Publié le par dans Rupture du contrat de travail.

La démission doit résulter d’une volonté claire et non équivoque de quitter définitivement l’entreprise. Une démission sur le coup de l’émotion peut conduire à un licenciement sans cause réelle et sérieuse.

La démission du salarié peut résulter d’une simple déclaration verbale, sauf si la convention collective prévoit expressément qu’elle doit être faite par écrit. Alors pensez à la consulter !

Pour connaître toutes les règles en matière de rupture du contrat, les Éditions Tissot vous proposent leur Formation rupture du contrat de travail étape par étape.

Une démission n’est valable que si le salarié manifeste de façon claire et non équivoque sa volonté de mettre fin au contrat de travail.

La Cour de cassation vient une nouvelle fois de statuer sur une situation où il y a une absence de volonté claire et non équivoque du salarié de démissionner.




Dans cette affaire, le salarié avait remis sa démission sous le coup de l’émotion après un incident avec son chef de service.
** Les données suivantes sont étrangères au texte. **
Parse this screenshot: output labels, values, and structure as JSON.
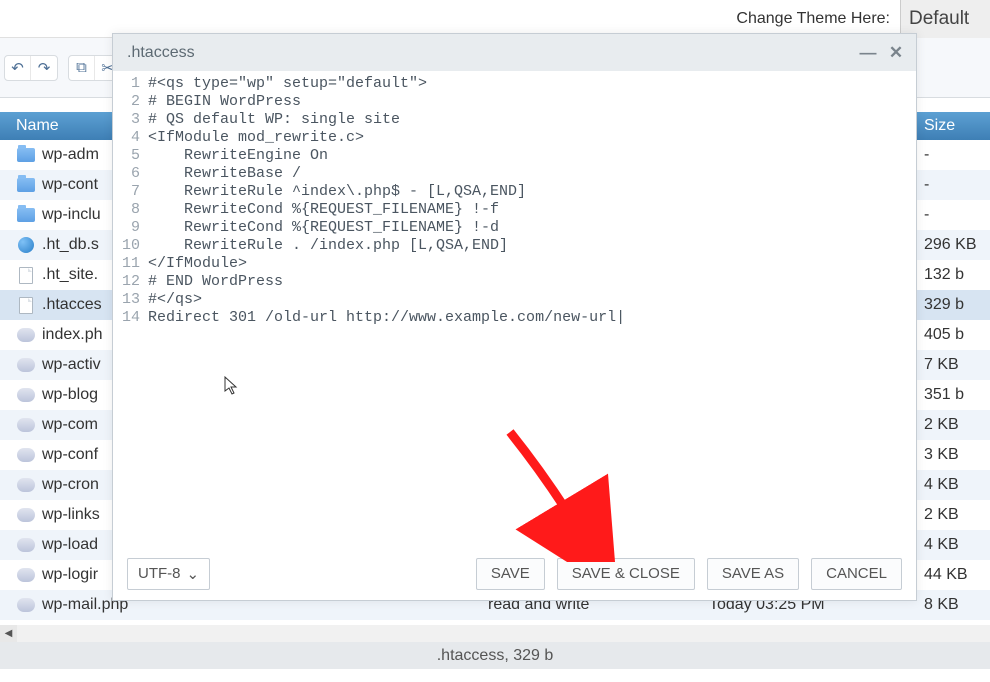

Cette lettre avait été rédigée à son domicile. Il ne formulait aucun reproche à son employeur. Le jour de la remise de la lettre de démission, il est placé en arrêt maladie puis est hospitalisé pour dépression nerveuse. 7 jours après avoir remis sa démission, il se rétracte.
Pour la Cour de cassation, l’existence d’une volonté claire et non équivoque du salarié est exclue.


 
Lorsque la rétractation intervient rapidement après une démission, elle peut traduire une absence de volonté claire et non équivoque du salarié de rompre son contrat de travail. Une action sous le coup de la colère, un état dépressif, sont autant d’éléments confirmant cette absence de volonté. 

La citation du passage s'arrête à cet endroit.